Thanks you for your attention,
Tamir
Not good enough, means that a test can't prove correctness.
But a test that have x% probability of pinpointing the location of an error can still be meaningful.
The big problem here is estimate how large the percentage would be, i.e. the gain in relation to the cost.
The thing that is important to note, is that checksummed datastructures doesn't lead to correct programs. It is only a way to _maybe_ detect corruption.
In this case, checksumming could possibly tell what task was running during the corruption. And if all ISR sets a flag, then checksumming could possibly add a list of potential ISR to look closer at. But checksumming would possibly point at the wrong task, in case the memory corruption is caused by a DMA transfer, started by another thread but creating the corruption after a task switch.

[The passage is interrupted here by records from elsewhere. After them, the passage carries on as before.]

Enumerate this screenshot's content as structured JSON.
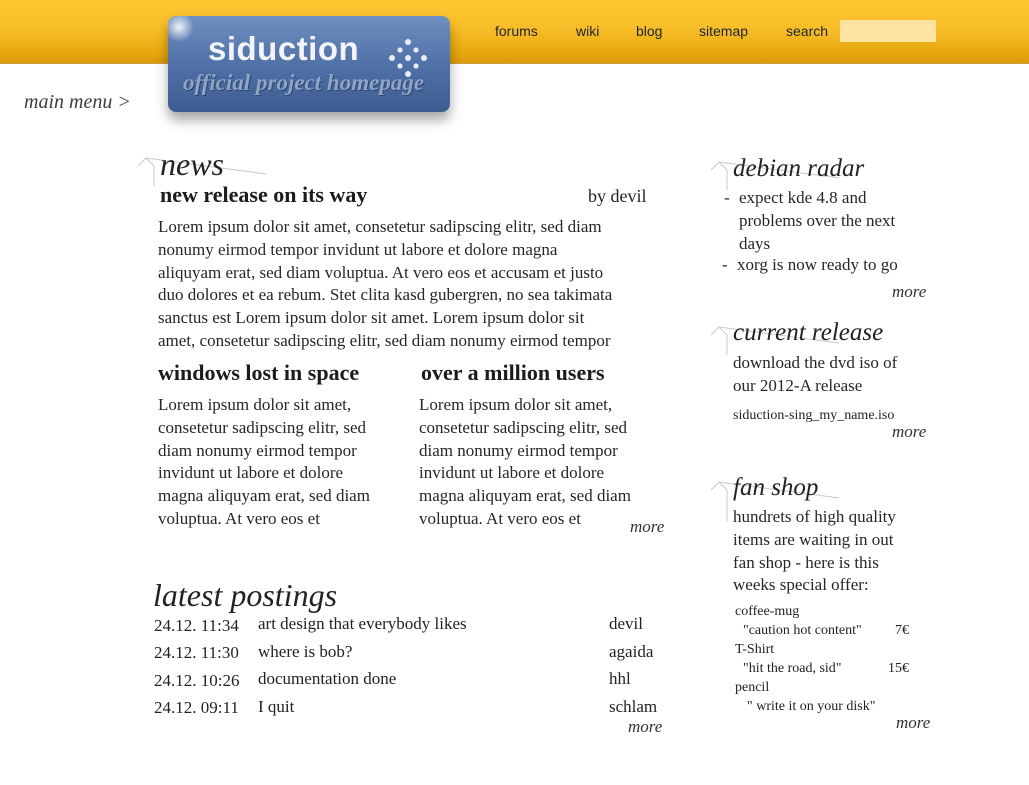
{
  "nav": {
    "forums": "forums",
    "wiki": "wiki",
    "blog": "blog",
    "sitemap": "sitemap",
    "search": "search",
    "search_value": ""
  },
  "logo": {
    "title": "siduction",
    "subtitle": "official project homepage"
  },
  "main_menu": "main menu >",
  "news": {
    "heading": "news",
    "lead": {
      "title": "new release on its way",
      "author": "by devil",
      "lines": [
        "Lorem ipsum dolor sit amet, consetetur sadipscing elitr, sed diam",
        "nonumy eirmod tempor invidunt ut labore et dolore magna",
        "aliquyam erat, sed diam voluptua. At vero eos et accusam et justo",
        "duo dolores et ea rebum. Stet clita kasd gubergren, no sea takimata",
        "sanctus est Lorem ipsum dolor sit amet. Lorem ipsum dolor sit",
        "amet, consetetur sadipscing elitr, sed diam nonumy eirmod tempor"
      ]
    },
    "col1": {
      "title": "windows lost in space",
      "lines": [
        "Lorem ipsum dolor sit amet,",
        "consetetur sadipscing elitr, sed",
        "diam nonumy eirmod tempor",
        "invidunt ut labore et dolore",
        "magna aliquyam erat, sed diam",
        "voluptua. At vero eos et"
      ]
    },
    "col2": {
      "title": "over a million users",
      "lines": [
        "Lorem ipsum dolor sit amet,",
        "consetetur sadipscing elitr, sed",
        "diam nonumy eirmod tempor",
        "invidunt ut labore et dolore",
        "magna aliquyam erat, sed diam",
        "voluptua. At vero eos et"
      ]
    },
    "more": "more"
  },
  "postings": {
    "heading": "latest postings",
    "rows": [
      {
        "time": "24.12. 11:34",
        "title": "art design that everybody likes",
        "user": "devil"
      },
      {
        "time": "24.12. 11:30",
        "title": "where is bob?",
        "user": "agaida"
      },
      {
        "time": "24.12. 10:26",
        "title": "documentation done",
        "user": "hhl"
      },
      {
        "time": "24.12. 09:11",
        "title": "I quit",
        "user": "schlam"
      }
    ],
    "more": "more"
  },
  "radar": {
    "heading": "debian radar",
    "items": [
      {
        "dash": "-",
        "lines": [
          "expect kde 4.8 and",
          "problems over the next",
          "days"
        ]
      },
      {
        "dash": "-",
        "lines": [
          "xorg is now ready to go"
        ]
      }
    ],
    "more": "more"
  },
  "release": {
    "heading": "current release",
    "lines": [
      "download the dvd iso of",
      "our 2012-A release"
    ],
    "file": "siduction-sing_my_name.iso",
    "more": "more"
  },
  "shop": {
    "heading": "fan shop",
    "lines": [
      "hundrets of high quality",
      "items are waiting in out",
      "fan shop - here is this",
      "weeks special offer:"
    ],
    "items": [
      {
        "name": "coffee-mug",
        "desc": "\"caution hot content\"",
        "price": "7€"
      },
      {
        "name": "T-Shirt",
        "desc": "\"hit the road, sid\"",
        "price": "15€"
      },
      {
        "name": "pencil",
        "desc": "\" write it on your disk\"",
        "price": ""
      }
    ],
    "more": "more"
  },
  "colors": {
    "topbar": "#f8be2a",
    "logo_blue": "#4e6fa5",
    "search_field": "#fde3a0"
  },
  "icons": [
    "section-corner-icon",
    "logo-dots-icon"
  ]
}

But checksumming would possibly point at the wrong task, in case the memory corruption is caused by a DMA transfer, started by another thread but creating the corruption after a task switch.
ouch, you are so right. I overlooked that one...!
Per,
The point you made about the DMA transfers is indeed an issue. I never meant this to be something more a possible little help in case things are that much out of control (believe me, they were until a couple of days ago - nervous clients, nervous boss, nervous keyboard...). I don't think Keil are going to do this with RTX (there are other, more pressing issues...) - let's leave it as an intellectual exercise.
I regularly look at checksumming as one of the available tools to detect problems, but prefer to use it in situations where it can be included in the release build. Just as previously mentioned, it is best to test the same build that is expected to ship. It is enough to change a single byte in RAM or flash to make the debug build pass all tests (even if buggy) while the release build will fail - possibly in a routine the customer will only trig once every three months.
The reason I posted was that Hans-Bernhard Broekers post was aimed at pointing out that checksumming can't validate something as correct. But that is a separate issue from using it as a tool to detect something broken. A bigger issue with checksumming (at least when used in release builds) is to decide what action to perform in case of a checksum error. Auto-repair, reboot, deadlock, warn, ...
I read this topic with a lot of interest as it reminds me the lack of debug support RTX is providing .
Statistical data about % tasks execution times, state of a mutex , number of free memory blocks , number of free semaphores, etc. could be a VERY interesting improvement for the RTX library !!!